Bunu duyurmak için billboardlarda ilan yapılması gerektiğini söylemişti hatta bu yıllar öncesinden de konu olmuştu neden Artvin'in tamamına yakınına maden ruhsatı maden sahası olduğunu halka duyurmakta geç kalıyoruz neden emperyalist güçlerin kapitalist sistem içerisindeki Artvin'i yok etme mücadelesini Artvin halkına anlatamıyoruz bilemiyorum.

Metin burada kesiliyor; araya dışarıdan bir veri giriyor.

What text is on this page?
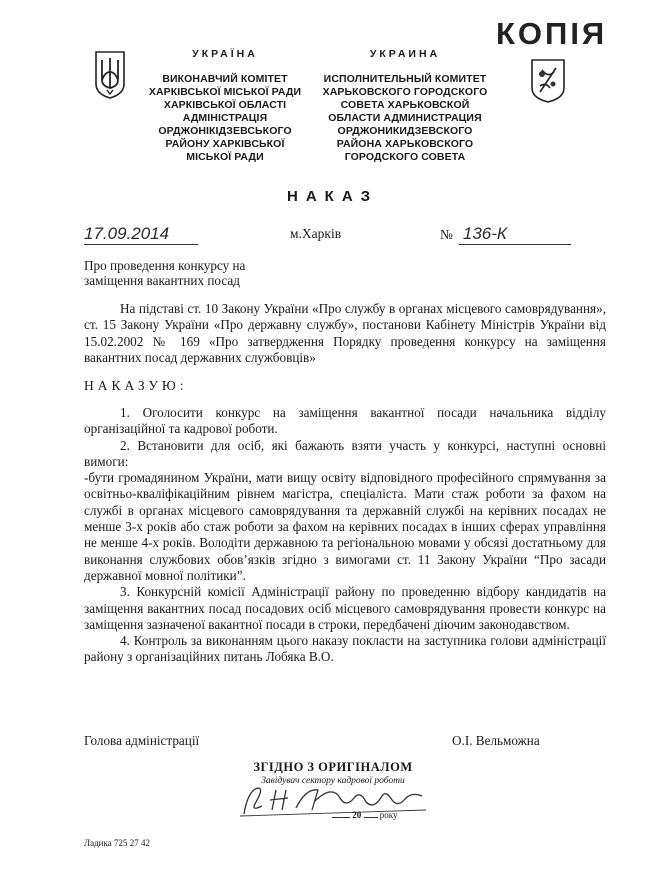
УКРАЇНА
ВИКОНАВЧИЙ КОМІТЕТ
ХАРКІВСЬКОЇ МІСЬКОЇ РАДИ
ХАРКІВСЬКОЇ ОБЛАСТІ
АДМІНІСТРАЦІЯ
ОРДЖОНІКІДЗЕВСЬКОГО
РАЙОНУ ХАРКІВСЬКОЇ
МІСЬКОЇ РАДИ
УКРАИНА
ИСПОЛНИТЕЛЬНЫЙ КОМИТЕТ
ХАРЬКОВСКОГО ГОРОДСКОГО
СОВЕТА ХАРЬКОВСКОЙ
ОБЛАСТИ АДМИНИСТРАЦИЯ
ОРДЖОНИКИДЗЕВСКОГО
РАЙОНА ХАРЬКОВСКОГО
ГОРОДСКОГО СОВЕТА
КОПІЯ
НАКАЗ
17.09.2014	м.Харків	№ 136-К
Про проведення конкурсу на
заміщення вакантних посад

На підставі ст. 10 Закону України «Про службу в органах місцевого самоврядування», ст. 15 Закону України «Про державну службу», постанови Кабінету Міністрів України від 15.02.2002 № 169 «Про затвердження Порядку проведення конкурсу на заміщення вакантних посад державних службовців»

НАКАЗУЮ:

1. Оголосити конкурс на заміщення вакантної посади начальника відділу організаційної та кадрової роботи.

2. Встановити для осіб, які бажають взяти участь у конкурсі, наступні основні вимоги:

-бути громадянином України, мати вищу освіту відповідного професійного спрямування за освітньо-кваліфікаційним рівнем магістра, спеціаліста. Мати стаж роботи за фахом на службі в органах місцевого самоврядування та державній службі на керівних посадах не менше 3-х років або стаж роботи за фахом на керівних посадах в інших сферах управління не менше 4-х років. Володіти державною та регіональною мовами у обсязі достатньому для виконання службових обов’язків згідно з вимогами ст. 11 Закону України “Про засади державної мовної політики”.

3. Конкурсній комісії Адміністрації району по проведенню відбору кандидатів на заміщення вакантних посад посадових осіб місцевого самоврядування провести конкурс на заміщення зазначеної вакантної посади в строки, передбачені діючим законодавством.

4. Контроль за виконанням цього наказу покласти на заступника голови адміністрації району з організаційних питань Лобяка В.О.

Голова адміністрації	О.І. Вельможна
ЗГІДНО З ОРИГІНАЛОМ
Завідувач сектору кадрової роботи
20 року
Ладика 725 27 42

Sayın Kurdoğlu'ndan küçük bir istirhamım olacak. Sayın milletvekili adayı sizin zaten duyarlı ve sorumlu insan olduğunuzu biliyorum. Ancak bu 32 günlük seçim sürecinde gittiğiniz her noktada gördüğünüz her kişiye ilk fırsatta, ne olursunuz bu duyarlılığınızın minik bir miktarını şu ilimizi yok edecek olan maden ruhsatlarından bahseden insanlarımız bilsin. Yaşama alanlarımızın yok olacağını, yok olduğunu Artvin'in bir yaşam kenti, turizm kenti, eğitim kenti olamayacağını sadece madenlerle dolu bir ölü şehir olarak kalacağını söyleyin sayın hocam. Söyleyin ki halkımız bilsin halkımız bilsin ki yarın ah vah etmesin.